Ms. Clotilda: "You say these drugs are dangerous. But how come our government has approved their use in the first place?"

Dr. Onyango: "You see, Dr. Aziz, new knowledge about drugs comes every day, and the whole point of this drug information service is to periodically provide you with such information so that you can better treat your patients. There is agreement among the worldwide community of scientists that antidiarrhea mixtures are of no use, and could be even potentially dangerous in childhood diarrhea. We are working with the government to change regulations regarding these dangerous drugs. Such changes take time. Many countries have banned them already."

Mrs. Dhama: "Those scientists may be right. But many of my patients come expecting a fancy drug for their illness. In fact, their illness seems to be helped the most if I prescribe a drug with a name they can't pronounce. If they think it's more powerful, the effect on diarrhea seems to be greater! A plain packet of ORS will disappoint them as many of them think that ORS is just water, and not a drug."

Ms. Clotilda: "Yes, that happened to me yesterday when a patient demanded an injection but I convinced him that ORS was better."

Dr. Onyango: "I understand your objections. But we feel that if ORS is presented in the proper way, you can convince patients that ORS is truly the best drug for their children's diarrhea. (Takes out ORS pamphlet.) In fact, we have these patient information flyers that I'll leave with you. If you give these to the patient with a prescription for ORS, you are emphasizing the potency of ORS and creating your own "placebo effect." You can actually write a prescription for ORS. Some other patients will still be unwilling to take "plain ORS" because of their strong beliefs in drugs that look different, or have fancy names. For these patients there are some flavored ORS brands such as Servidrat which may be more appealing."

"In summary, Doctor, ORS is the drug of choice for uncomplicated diarrhea in children. It is the only drug which is effective in correcting dehydration and restoring health in your patients, and free from the side-effects which antidiarrheals have."

"Will you try ORS for the next child you see with uncomplicated diarrhea?"

Mr. Ephraim: "What you say makes sense, and may be worth trying."

Dr. Onyango: "I'll come by in a month to see if your new approach works. Our group will be very interested in hearing your results. Is there anything else I can help you with today?"

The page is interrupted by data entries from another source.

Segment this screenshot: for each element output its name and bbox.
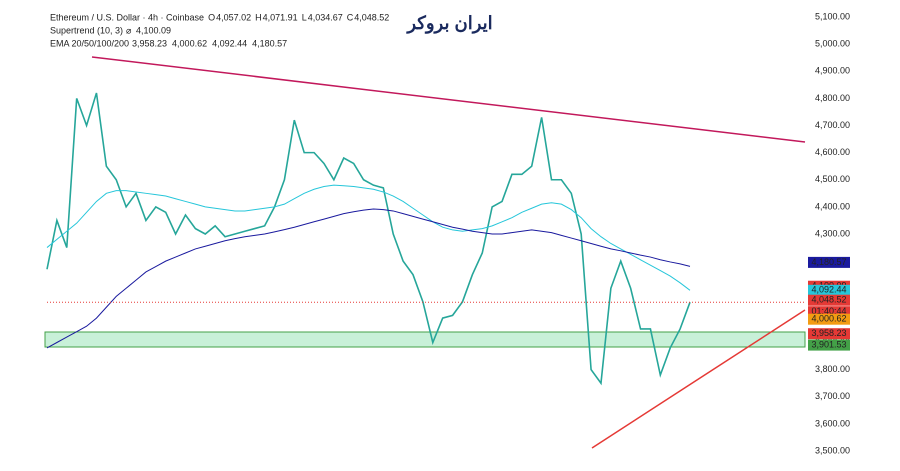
- ema-line: [46, 184, 691, 291]
- y-tick-label: 4,900.00: [815, 66, 850, 76]
- legend-text: 3,958.23: [132, 38, 167, 48]
- legend-text: 4,000.62: [172, 38, 207, 48]
- price-label: 3,958.23: [811, 328, 846, 338]
- legend-text: O: [208, 12, 215, 22]
- y-tick-label: 5,000.00: [815, 39, 850, 49]
- price-label: 4,092.44: [811, 285, 846, 295]
- legend-text: ⌀: [126, 25, 132, 35]
- legend-text: C: [347, 12, 354, 22]
- resistance-trendline: [91, 56, 806, 143]
- price-label: 4,000.62: [811, 314, 846, 324]
- y-tick-label: 5,100.00: [815, 11, 850, 21]
- logo: ایران بروکر: [405, 13, 492, 34]
- legend-text: EMA 20/50/100/200: [50, 38, 129, 48]
- y-tick-label: 4,600.00: [815, 147, 850, 157]
- price-label-box: [808, 294, 850, 306]
- y-tick-label: 3,800.00: [815, 364, 850, 374]
- legend-text: 4,034.67: [308, 12, 343, 22]
- y-tick-label: 4,700.00: [815, 120, 850, 130]
- ema-line: [46, 208, 691, 349]
- legend-text: Supertrend (10, 3): [50, 25, 123, 35]
- legend-text: Ethereum / U.S. Dollar · 4h · Coinbase: [50, 12, 204, 22]
- legend-text: L: [302, 12, 307, 22]
- y-tick-label: 4,300.00: [815, 228, 850, 238]
- price-line: [46, 92, 691, 386]
- price-label-box: [808, 328, 850, 340]
- legend-text: 4,057.02: [216, 12, 251, 22]
- countdown: 01:40:44: [811, 306, 846, 316]
- price-label-box: [808, 284, 850, 296]
- price-label-box: [808, 313, 850, 325]
- y-tick-label: 4,500.00: [815, 174, 850, 184]
- legend-text: H: [255, 12, 262, 22]
- legend-text: 4,071.91: [263, 12, 298, 22]
- y-tick-label: 4,400.00: [815, 201, 850, 211]
- price-label-box: [808, 256, 850, 268]
- y-tick-label: 3,500.00: [815, 445, 850, 455]
- y-tick-label: 3,600.00: [815, 418, 850, 428]
- y-tick-label: 3,700.00: [815, 391, 850, 401]
- price-label: 4,048.52: [811, 295, 846, 305]
- price-label: 4,180.57: [811, 257, 846, 267]
- countdown-box: [808, 306, 850, 318]
- price-label: 3,901.53: [811, 339, 846, 349]
- legend-text: 4,092.44: [212, 38, 247, 48]
- legend-text: 4,100.09: [136, 25, 171, 35]
- support-trendline: [591, 309, 806, 449]
- support-zone: [44, 331, 806, 348]
- legend-text: 4,180.57: [252, 38, 287, 48]
- price-label-box: [808, 339, 850, 351]
- legend-text: 4,048.52: [354, 12, 389, 22]
- y-tick-label: 4,800.00: [815, 93, 850, 103]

Dr. Aziz: "Well, you mentioned that WHO has done detailed research into the role of antidiarrheals. Quite frankly, the materials which you showed me are very basic. Do you have more detailed information which I could share with my junior colleagues?"

Dr. Onyango: "That's no problem. I'll leave with you few copies of what we call the "pink book". Do you think it would help if I spent few minutes with your colleagues as well?"

All Staff: Oh sure. Do let me know what they have to say.

Dr. Onyango: I will, Dr. Aziz. Thanks very much for your valuable time.